話は、ちょっと「イノベーション25」からそれますが、年末から正月にかけてThomas Friedman の"The World is Flat"を読みました。英語の勉強のつもりで読み始めたのですが、その凄さ、面白さといったらない。自分の考え方にも大きな影響を与える、久しぶりに出会った本でした。何が面白いといって、ものすごい勢いでグローバル化が進んでいる世界の姿が、多くの実例により生き生きと、かつ、説得的に描かれている。黒川先生の文章は、そうした世界の動きを体感して書かれているために、「基本的考え方」を読んで、思わず英語で読んだ"The World is Flat"と頭の中で重なり合うイメージが出てきてしまったのではないかと思います。
私が、"The World is Flat"を読みながら、感じたことの一つは、「島国、日本語という環境にある日本は、同一の競争条件が支配する経済や社会が時空を超えて広がっていく世界のフラット化からやや距離を置いた状況にあるのではないか。これについては、フラット化の波に取り残される、逆に、フラット化に飲み込まれずにすむという受け止め方の双方があり得、その双方の考え方の隔たりはそう簡単に収斂するものではない。その結果、このまま行くと国家としての日本は将来どうなっていくのだろうか」ということでした。
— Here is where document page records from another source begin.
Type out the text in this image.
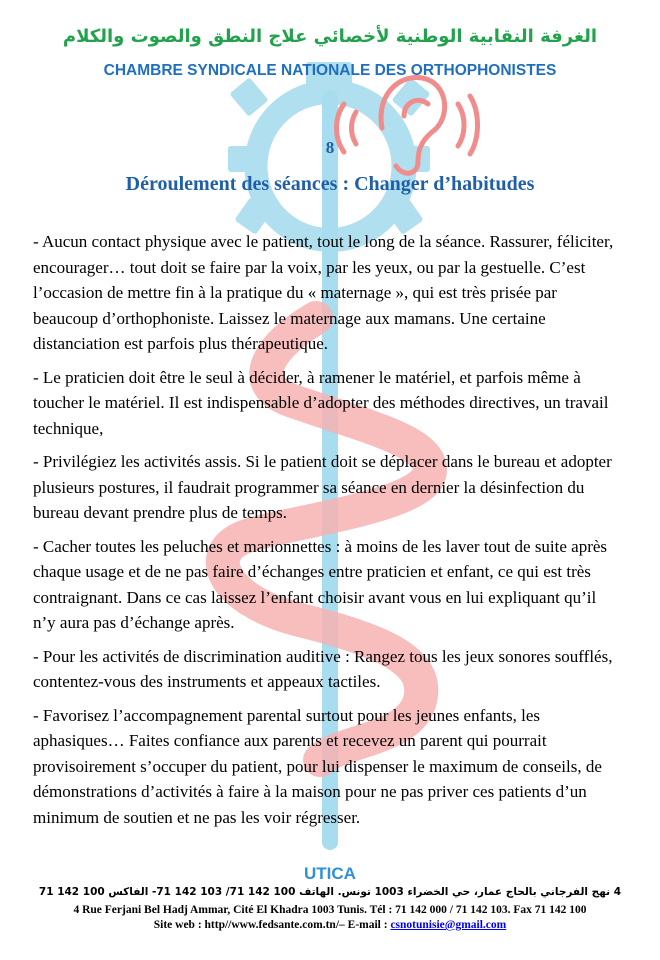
الغرفة النقابية الوطنية لأخصائي علاج النطق والصوت والكلام
CHAMBRE SYNDICALE NATIONALE DES ORTHOPHONISTES
8
Déroulement des séances : Changer d’habitudes

- Aucun contact physique avec le patient, tout le long de la séance. Rassurer, féliciter, encourager… tout doit se faire par la voix, par les yeux, ou par la gestuelle. C’est l’occasion de mettre fin à la pratique du « maternage », qui est très prisée par beaucoup d’orthophoniste. Laissez le maternage aux mamans. Une certaine distanciation est parfois plus thérapeutique.

- Le praticien doit être le seul à décider, à ramener le matériel, et parfois même à toucher le matériel. Il est indispensable d’adopter des méthodes directives, un travail technique,

- Privilégiez les activités assis. Si le patient doit se déplacer dans le bureau et adopter plusieurs postures, il faudrait programmer sa séance en dernier la désinfection du bureau devant prendre plus de temps.

- Cacher toutes les peluches et marionnettes : à moins de les laver tout de suite après chaque usage et de ne pas faire d’échanges entre praticien et enfant, ce qui est très contraignant. Dans ce cas laissez l’enfant choisir avant vous en lui expliquant qu’il n’y aura pas d’échange après.

- Pour les activités de discrimination auditive : Rangez tous les jeux sonores soufflés, contentez-vous des instruments et appeaux tactiles.

- Favorisez l’accompagnement parental surtout pour les jeunes enfants, les aphasiques… Faites confiance aux parents et recevez un parent qui pourrait provisoirement s’occuper du patient, pour lui dispenser le maximum de conseils, de démonstrations d’activités à faire à la maison pour ne pas priver ces patients d’un minimum de soutien et ne pas les voir régresser.

UTICA
4 نهج الفرجاني بالحاج عمار، حي الخضراء 1003 تونس. الهاتف 100 142 71/ 103 142 71- الفاكس 100 142 71
4 Rue Ferjani Bel Hadj Ammar, Cité El Khadra 1003 Tunis. Tél : 71 142 000 / 71 142 103. Fax 71 142 100
Site web : http//www.fedsante.com.tn/– E-mail : csnotunisie@gmail.com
またまた話が少しそれますが、「基本的考え方」でも触れられているCSR(Corporate Social Responsibility*i) という概念は、グローバル化のアンチテーゼというか、グローバル化する世界を律するための手段として生まれてきたものだ、という人がいます。私は、その解説が正しいのかどうかは分かりませんが、こうした解説にやや合点がいくのは、人類全体が直面する地球規模の問題が顕在化し、世界の社会、経済活動がグローバル化している実態にもかかわらず、効果的に対処するための対策や規律の整備が追いついていないという状況に対する焦燥感を多くの人が感じていることです。その大きな要因としては、国土、国民を対象とし、国家を主体とする統治システムにいろいろな面で軋みが生じてきているということではないかと思います。